2) Move the objects by applying the acceleration and velocity to the position.

3) Check collisions for all of the objects and create a set of contacts. A contact is a data structure that typically contains pointers to the two objects that are colliding, a normal vector from the first to the second object, and the amount the objects are penetrating.

4) Take the set of generated contacts and resolve the collisions. This typically involves checking for contacts again (within a limit) and resolving them.

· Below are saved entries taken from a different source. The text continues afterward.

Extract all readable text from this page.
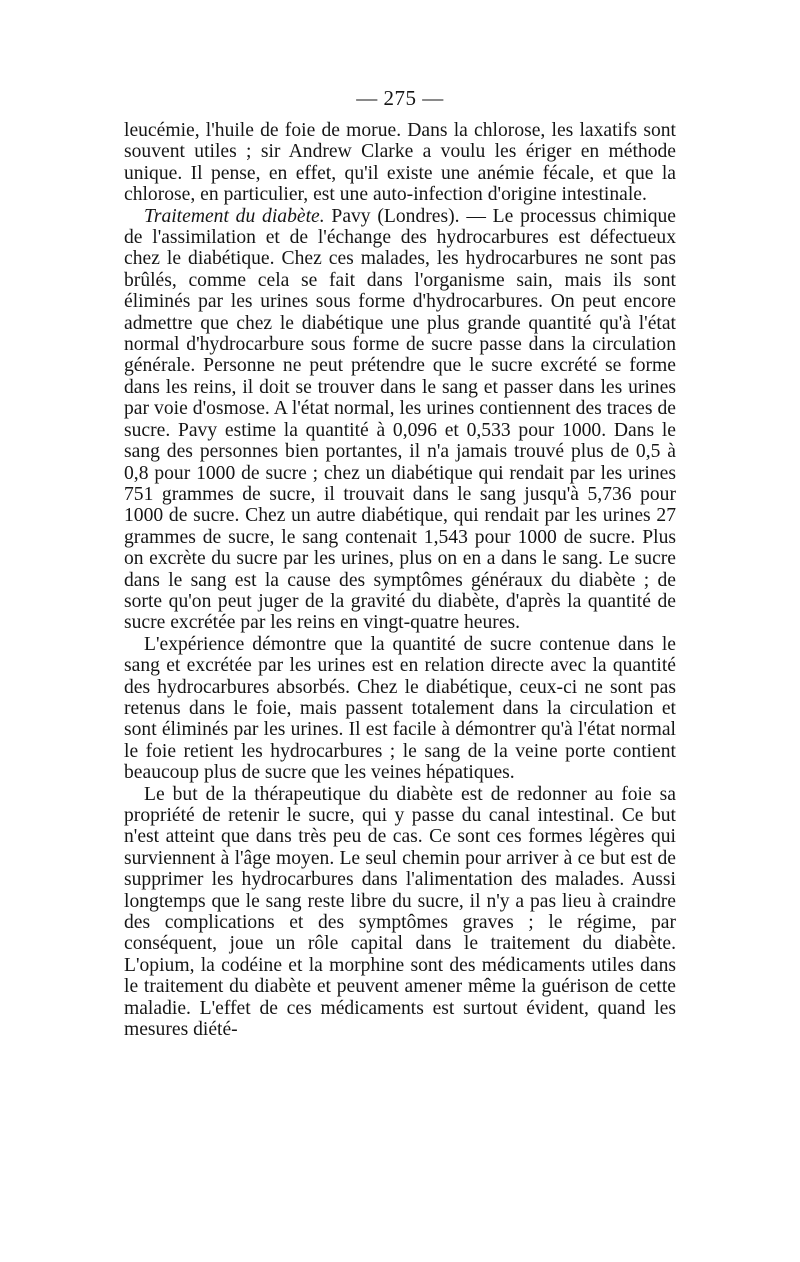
— 275 —

leucémie, l'huile de foie de morue. Dans la chlorose, les laxatifs sont souvent utiles ; sir Andrew Clarke a voulu les ériger en méthode unique. Il pense, en effet, qu'il existe une anémie fécale, et que la chlorose, en particulier, est une auto-infection d'origine intestinale.

Traitement du diabète. Pavy (Londres). — Le processus chimique de l'assimilation et de l'échange des hydrocarbures est défectueux chez le diabétique. Chez ces malades, les hydrocarbures ne sont pas brûlés, comme cela se fait dans l'organisme sain, mais ils sont éliminés par les urines sous forme d'hydrocarbures. On peut encore admettre que chez le diabétique une plus grande quantité qu'à l'état normal d'hydrocarbure sous forme de sucre passe dans la circulation générale. Personne ne peut prétendre que le sucre excrété se forme dans les reins, il doit se trouver dans le sang et passer dans les urines par voie d'osmose. A l'état normal, les urines contiennent des traces de sucre. Pavy estime la quantité à 0,096 et 0,533 pour 1000. Dans le sang des personnes bien portantes, il n'a jamais trouvé plus de 0,5 à 0,8 pour 1000 de sucre ; chez un diabétique qui rendait par les urines 751 grammes de sucre, il trouvait dans le sang jusqu'à 5,736 pour 1000 de sucre. Chez un autre diabétique, qui rendait par les urines 27 grammes de sucre, le sang contenait 1,543 pour 1000 de sucre. Plus on excrète du sucre par les urines, plus on en a dans le sang. Le sucre dans le sang est la cause des symptômes généraux du diabète ; de sorte qu'on peut juger de la gravité du diabète, d'après la quantité de sucre excrétée par les reins en vingt-quatre heures.

L'expérience démontre que la quantité de sucre contenue dans le sang et excrétée par les urines est en relation directe avec la quantité des hydrocarbures absorbés. Chez le diabétique, ceux-ci ne sont pas retenus dans le foie, mais passent totalement dans la circulation et sont éliminés par les urines. Il est facile à démontrer qu'à l'état normal le foie retient les hydrocarbures ; le sang de la veine porte contient beaucoup plus de sucre que les veines hépatiques.

Le but de la thérapeutique du diabète est de redonner au foie sa propriété de retenir le sucre, qui y passe du canal intestinal. Ce but n'est atteint que dans très peu de cas. Ce sont ces formes légères qui surviennent à l'âge moyen. Le seul chemin pour arriver à ce but est de supprimer les hydrocarbures dans l'alimentation des malades. Aussi longtemps que le sang reste libre du sucre, il n'y a pas lieu à craindre des complications et des symptômes graves ; le régime, par conséquent, joue un rôle capital dans le traitement du diabète. L'opium, la codéine et la morphine sont des médicaments utiles dans le traitement du diabète et peuvent amener même la guérison de cette maladie. L'effet de ces médicaments est surtout évident, quand les mesures diété-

Now if you're barely learning collision detection, this is out of your league for now. This would take an entire tutorial set (that I currently do not have time to make) to explain it. Not only that it involves vector math and physics which is beyond the scope of these tutorials. Just keep this in mind later on when you need games that have large amounts of colliding objects and are wondering how the over all structure for a physics engine works.
Another thing is that the boxes we have here are AABBs or axis aligned bounding boxes. This means they have sides that are aligned with the x and y axis. If you want to have boxes that are rotated, you can still use the separating axis test on OBBs (oriented bounding boxes). Instead of projecting the corners on the x and y axis, you project all of the corners of the boxes on the I and J axis for each of the boxes. You then check if the boxes are separated along each axis. You can extend this further for any type of polygon by projecting all of the corners of each axis along each of the polygon's axis to see if there is any separation. This all involves vector math and this as mentioned before is beyond the scope of this tutorial set.